Eines der vielen heiklen Themen, das die Aktivist:innen ansprachen, betraf die Fragen der von der rechtsextremen Regierung Bolsonaro angestrebten wirtschaftlichen Öffnung der indigenen Territorien für Bergbau und welche Position Vale diesbezüglich einzunehmen gedenkt. Schließlich hält allein Vale hunderte an Schürf- und Förderanträgen und -lizenezen auf künftigen Bergbau in den eigentlich geschützten Gebieten.

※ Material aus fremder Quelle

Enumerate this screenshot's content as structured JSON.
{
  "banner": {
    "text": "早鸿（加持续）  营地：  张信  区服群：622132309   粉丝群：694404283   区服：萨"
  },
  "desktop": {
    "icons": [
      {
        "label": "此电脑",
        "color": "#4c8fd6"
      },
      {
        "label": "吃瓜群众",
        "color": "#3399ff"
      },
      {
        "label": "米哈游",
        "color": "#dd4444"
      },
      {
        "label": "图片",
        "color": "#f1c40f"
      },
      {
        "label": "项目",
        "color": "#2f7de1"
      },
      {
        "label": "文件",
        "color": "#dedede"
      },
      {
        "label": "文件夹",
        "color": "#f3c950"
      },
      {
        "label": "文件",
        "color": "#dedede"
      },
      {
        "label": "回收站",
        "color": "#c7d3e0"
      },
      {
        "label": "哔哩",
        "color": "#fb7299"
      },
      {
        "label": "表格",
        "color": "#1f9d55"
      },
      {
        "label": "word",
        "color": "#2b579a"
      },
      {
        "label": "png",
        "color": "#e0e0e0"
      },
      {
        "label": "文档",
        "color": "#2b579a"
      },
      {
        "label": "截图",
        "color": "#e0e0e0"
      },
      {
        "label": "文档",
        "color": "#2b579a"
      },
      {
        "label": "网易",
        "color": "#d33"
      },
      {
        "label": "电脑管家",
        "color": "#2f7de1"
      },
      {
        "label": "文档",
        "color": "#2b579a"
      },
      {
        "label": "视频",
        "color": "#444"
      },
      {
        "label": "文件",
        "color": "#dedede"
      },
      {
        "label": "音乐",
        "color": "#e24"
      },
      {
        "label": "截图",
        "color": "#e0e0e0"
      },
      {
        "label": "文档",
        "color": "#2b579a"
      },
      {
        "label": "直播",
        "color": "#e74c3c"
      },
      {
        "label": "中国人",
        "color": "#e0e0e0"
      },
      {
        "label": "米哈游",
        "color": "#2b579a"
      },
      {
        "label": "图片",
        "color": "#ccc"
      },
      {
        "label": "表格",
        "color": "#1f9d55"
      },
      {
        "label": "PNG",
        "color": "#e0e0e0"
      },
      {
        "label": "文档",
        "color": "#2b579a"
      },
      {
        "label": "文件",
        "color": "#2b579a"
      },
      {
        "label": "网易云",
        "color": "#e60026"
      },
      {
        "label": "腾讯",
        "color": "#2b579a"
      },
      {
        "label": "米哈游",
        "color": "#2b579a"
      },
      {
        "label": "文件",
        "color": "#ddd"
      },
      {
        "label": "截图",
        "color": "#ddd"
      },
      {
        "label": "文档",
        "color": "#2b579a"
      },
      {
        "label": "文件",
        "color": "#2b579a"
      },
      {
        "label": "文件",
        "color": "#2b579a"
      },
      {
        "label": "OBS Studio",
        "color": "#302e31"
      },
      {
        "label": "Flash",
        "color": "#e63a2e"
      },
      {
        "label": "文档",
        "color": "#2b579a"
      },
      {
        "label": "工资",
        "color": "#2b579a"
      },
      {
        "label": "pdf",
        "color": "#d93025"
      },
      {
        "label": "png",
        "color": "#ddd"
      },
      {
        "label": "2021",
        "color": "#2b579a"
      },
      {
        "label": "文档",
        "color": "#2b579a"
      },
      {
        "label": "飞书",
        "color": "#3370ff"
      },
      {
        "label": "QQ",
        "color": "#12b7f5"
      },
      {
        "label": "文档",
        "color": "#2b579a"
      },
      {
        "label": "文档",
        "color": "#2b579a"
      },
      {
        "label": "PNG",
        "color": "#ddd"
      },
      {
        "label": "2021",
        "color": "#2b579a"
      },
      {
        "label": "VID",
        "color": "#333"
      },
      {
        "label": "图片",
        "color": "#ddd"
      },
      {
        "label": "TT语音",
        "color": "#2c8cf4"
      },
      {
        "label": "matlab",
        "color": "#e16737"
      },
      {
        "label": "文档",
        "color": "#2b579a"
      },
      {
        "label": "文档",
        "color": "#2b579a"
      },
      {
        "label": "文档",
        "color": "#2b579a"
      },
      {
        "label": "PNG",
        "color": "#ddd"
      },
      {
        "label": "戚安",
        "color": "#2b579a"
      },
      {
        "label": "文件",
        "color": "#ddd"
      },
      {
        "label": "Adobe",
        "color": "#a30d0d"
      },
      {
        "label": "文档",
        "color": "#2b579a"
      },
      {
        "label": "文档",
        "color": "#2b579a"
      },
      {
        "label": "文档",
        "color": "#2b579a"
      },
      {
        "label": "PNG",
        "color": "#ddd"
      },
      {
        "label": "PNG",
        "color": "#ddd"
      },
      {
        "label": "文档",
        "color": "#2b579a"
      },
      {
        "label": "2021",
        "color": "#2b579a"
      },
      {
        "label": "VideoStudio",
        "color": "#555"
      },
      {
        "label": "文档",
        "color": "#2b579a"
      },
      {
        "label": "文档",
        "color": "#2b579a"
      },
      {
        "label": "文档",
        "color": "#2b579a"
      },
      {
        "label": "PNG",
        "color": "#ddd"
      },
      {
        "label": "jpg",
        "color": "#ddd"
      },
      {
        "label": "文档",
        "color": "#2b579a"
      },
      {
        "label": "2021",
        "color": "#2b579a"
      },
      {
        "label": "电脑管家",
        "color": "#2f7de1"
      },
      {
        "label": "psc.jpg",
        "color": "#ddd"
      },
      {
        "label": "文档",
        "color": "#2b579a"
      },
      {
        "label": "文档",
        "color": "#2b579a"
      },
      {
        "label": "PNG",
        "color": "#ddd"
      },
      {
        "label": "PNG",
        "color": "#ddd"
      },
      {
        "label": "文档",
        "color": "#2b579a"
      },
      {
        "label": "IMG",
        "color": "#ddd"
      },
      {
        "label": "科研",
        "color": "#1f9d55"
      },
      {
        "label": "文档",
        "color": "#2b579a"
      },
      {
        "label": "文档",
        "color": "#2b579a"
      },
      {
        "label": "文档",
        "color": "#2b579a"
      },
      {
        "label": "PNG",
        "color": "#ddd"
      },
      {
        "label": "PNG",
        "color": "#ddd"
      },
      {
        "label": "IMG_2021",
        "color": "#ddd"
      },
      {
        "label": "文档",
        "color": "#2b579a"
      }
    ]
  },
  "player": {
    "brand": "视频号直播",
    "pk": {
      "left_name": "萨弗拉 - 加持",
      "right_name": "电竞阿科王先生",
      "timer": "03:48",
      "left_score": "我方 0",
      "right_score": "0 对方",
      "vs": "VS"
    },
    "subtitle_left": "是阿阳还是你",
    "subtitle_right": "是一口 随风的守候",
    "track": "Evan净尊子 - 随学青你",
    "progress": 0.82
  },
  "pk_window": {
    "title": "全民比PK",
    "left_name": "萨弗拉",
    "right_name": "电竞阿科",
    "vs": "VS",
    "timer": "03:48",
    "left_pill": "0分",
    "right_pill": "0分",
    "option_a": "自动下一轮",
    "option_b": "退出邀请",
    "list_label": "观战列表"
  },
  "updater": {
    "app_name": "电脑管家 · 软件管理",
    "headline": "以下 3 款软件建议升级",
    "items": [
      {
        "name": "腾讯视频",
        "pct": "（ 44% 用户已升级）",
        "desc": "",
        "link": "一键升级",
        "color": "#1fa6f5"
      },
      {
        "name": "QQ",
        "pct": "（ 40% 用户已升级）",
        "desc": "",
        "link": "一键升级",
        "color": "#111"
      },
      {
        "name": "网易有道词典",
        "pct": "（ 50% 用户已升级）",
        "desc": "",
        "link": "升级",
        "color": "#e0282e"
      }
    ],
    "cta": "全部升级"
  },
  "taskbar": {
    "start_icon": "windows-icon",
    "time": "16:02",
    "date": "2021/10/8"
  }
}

Die Antwort des Firmendirektors von Vale, Luciano Siani, auf die Fragen des Rechtsanwalts Danilo Chammas, Menschenrechtsverteidiger Articulação Internacional dos Atingidos e Atingidas pela Vale, der seit 2010 mit einer Aktie auf die Jahreshauptversammlung der Vale geht und dort den Konzernvorstand kritischen Fragen aussetzt, war diesmal aber unmißverständlich: „Wir haben nicht die geringste Absicht, Bergbau in indigenen Territorien zu betreiben.“ Doch was ist mit den hunderten Anträgen auf Förderlizenzen, die die Vale innehält allein für indigenen Territorien? „Wir werden diese Anträge zurückziehen“, so der Vale-Chef laut einem Medienbericht beim Internetportal Terra. Und auf der eigenen Webseite ließ Vale erklären, „dass es keine Mineralienforschung oder Bergbautätigkeiten irgendwelcher Art in indigenen Ländern in Brasilien durchführt, unabhängig davon, ob es sich um Bergbautitel oder Erwartungen des Gesetzes handelt, und dass es die geltende Gesetzgebung strikt einhält. Vale gibt auch an, dass in seinem Produktionsplan Mineralressourcen oder Mineralreserven in indigenen Ländern in Brasilien nicht berücksichtigt werden, und aus diesem Grund hat der neue Gesetzesentwurf keine Auswirkungen auf unser Geschäft.“ Mit dem neuen Gesetzesentwurf meint Vale das von der Bolsonaroregierung in den Kongress eingebrachte Gesetzesvorhaben Lei 191/2020 zur künftigen Ausbeutung indigener Territorien in Brasilien durch Bergbau. Das war, zum ersten Mal, ein klares „Nein“ von Vale nicht nur zu Bergbau in indigenen Territorien, nicht nur in Amazonien, sondern in ganz Brasilien. In der Tat ein Fortschritt, ein kleiner zwar, vergegenwärtigt man sich die ganze Palette an Umweltschäden und sozialen Konsequenzen des Megabergbaus, den eine Firma wie Vale in Brasilien und weltweit verursacht, aber immerhin ein Schritt, ein Schritt, der dazu beitragen könnte, indigene Territorien, die in Brasilien unter Bolsonaro mehr denn je unter Druck stehen, zu schützen.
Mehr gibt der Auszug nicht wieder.